Amblee Ambika, Uy Juanito, Senseng Carmencita, Hart Peter
Division of Endocrinology , John Stroger Hospital of Cook County , Chicago, IL 60612 , USA ; Rush University Medical Center , Chicago, IL 60612 , USA.
Elkhart Clinic , Elkhart, IN 46514 , USA.
Clin Kidney J. 2014 Apr;7(2):186-9. doi: 10.1093/ckj/sfu004. Epub 2014 Feb 25.

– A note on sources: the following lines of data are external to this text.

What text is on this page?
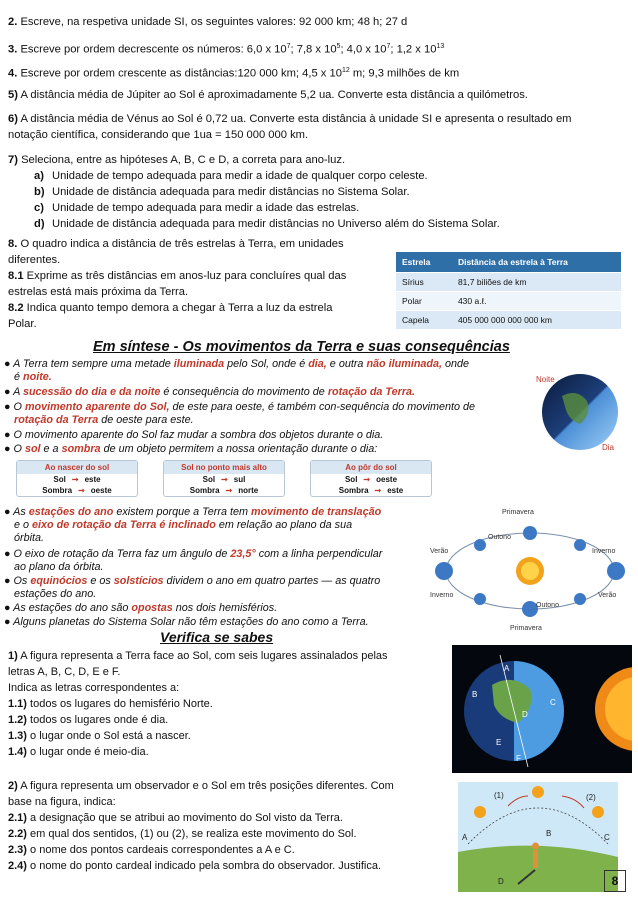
2. Escreve, na respetiva unidade SI, os seguintes valores: 92 000 km; 48 h; 27 d
3. Escreve por ordem decrescente os números: 6,0 x $10^7$; 7,8 x $10^5$; 4,0 x $10^7$; 1,2 x $10^{13}$
4. Escreve por ordem crescente as distâncias:120 000 km; 4,5 x $10^{12}$ m; 9,3 milhões de km
5) A distância média de Júpiter ao Sol é aproximadamente 5,2 ua. Converte esta distância a quilómetros.
6) A distância média de Vénus ao Sol é 0,72 ua. Converte esta distância à unidade SI e apresenta o resultado em
notação científica, considerando que 1ua = 150 000 000 km.
7) Seleciona, entre as hipóteses A, B, C e D, a correta para ano-luz.
a) Unidade de tempo adequada para medir a idade de qualquer corpo celeste.
b) Unidade de distância adequada para medir distâncias no Sistema Solar.
c) Unidade de tempo adequada para medir a idade das estrelas.
d) Unidade de distância adequada para medir distâncias no Universo além do Sistema Solar.
8. O quadro indica a distância de três estrelas à Terra, em unidades
diferentes.
8.1 Exprime as três distâncias em anos-luz para concluíres qual das
estrelas está mais próxima da Terra.
8.2 Indica quanto tempo demora a chegar à Terra a luz da estrela
Polar.
Estrela	Distância da estrela à Terra
Sírius	81,7 biliões de km
Polar	430 a.ℓ.
Capela	405 000 000 000 000 km
Em síntese - Os movimentos da Terra e suas consequências
● A Terra tem sempre uma metade iluminada pelo Sol, onde é dia, e outra não iluminada, onde
é noite.
● A sucessão do dia e da noite é consequência do movimento de rotação da Terra.
● O movimento aparente do Sol, de este para oeste, é também con-sequência do movimento de
rotação da Terra de oeste para este.
● O movimento aparente do Sol faz mudar a sombra dos objetos durante o dia.
● O sol e a sombra de um objeto permitem a nossa orientação durante o dia:
Ao nascer do sol
Sol ➞ este
Sombra ➞ oeste
Sol no ponto mais alto
Sol ➞ sul
Sombra ➞ norte
Ao pôr do sol
Sol ➞ oeste
Sombra ➞ este
● As estações do ano existem porque a Terra tem movimento de translação
e o eixo de rotação da Terra é inclinado em relação ao plano da sua
órbita.
● O eixo de rotação da Terra faz um ângulo de 23,5° com a linha perpendicular
ao plano da órbita.
● Os equinócios e os solstícios dividem o ano em quatro partes — as quatro
estações do ano.
● As estações do ano são opostas nos dois hemisférios.
● Alguns planetas do Sistema Solar não têm estações do ano como a Terra.
Noite
Dia
Primavera
Outono
Verão	Inverno
Inverno	Verão
Outono
Primavera
Verifica se sabes
1) A figura representa a Terra face ao Sol, com seis lugares assinalados pelas
letras A, B, C, D, E e F.
Indica as letras correspondentes a:
1.1) todos os lugares do hemisfério Norte.
1.2) todos os lugares onde é dia.
1.3) o lugar onde o Sol está a nascer.
1.4) o lugar onde é meio-dia.
A
B
C
D
E
F
2) A figura representa um observador e o Sol em três posições diferentes. Com
base na figura, indica:
2.1) a designação que se atribui ao movimento do Sol visto da Terra.
2.2) em qual dos sentidos, (1) ou (2), se realiza este movimento do Sol.
2.3) o nome dos pontos cardeais correspondentes a A e C.
2.4) o nome do ponto cardeal indicado pela sombra do observador. Justifica.
(1)	(2)
A	B	C
D	8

A 38-year-old man presenting with long bone/rib fractures was diagnosed with tumor-induced osteomalacia (TIO) caused by a giant cell tumor in the right foot with normal systemic fibroblast growth factor-23 (FGF23) levels. Multiple imaging modalities done initially and one year later were unable to localize the tumor. New-onset foot pain discovered a right foot mass with resolution of metabolic abnormalities post-surgery. Sampling from both femoral veins showed an elevated FGF23 value on the right side. This case is unique in that the patient had a normal systemic FGF23 level even with severe clinical manifestations of TIO.
一名38岁男性因长骨/肋骨骨折就诊,被诊断为肿瘤性骨软化症(TIO),由右脚巨细胞瘤引起,全身成纤维细胞生长因子-23(FGF23)水平正常。最初及一年后进行的多种影像学检查均未能定位肿瘤。新发的足部疼痛发现右脚有肿物,手术后代谢异常得以缓解。双侧股静脉采样显示右侧FGF23值升高。该病例的独特之处在于,即使患者有TIO的严重临床表现,其全身FGF23水平仍正常。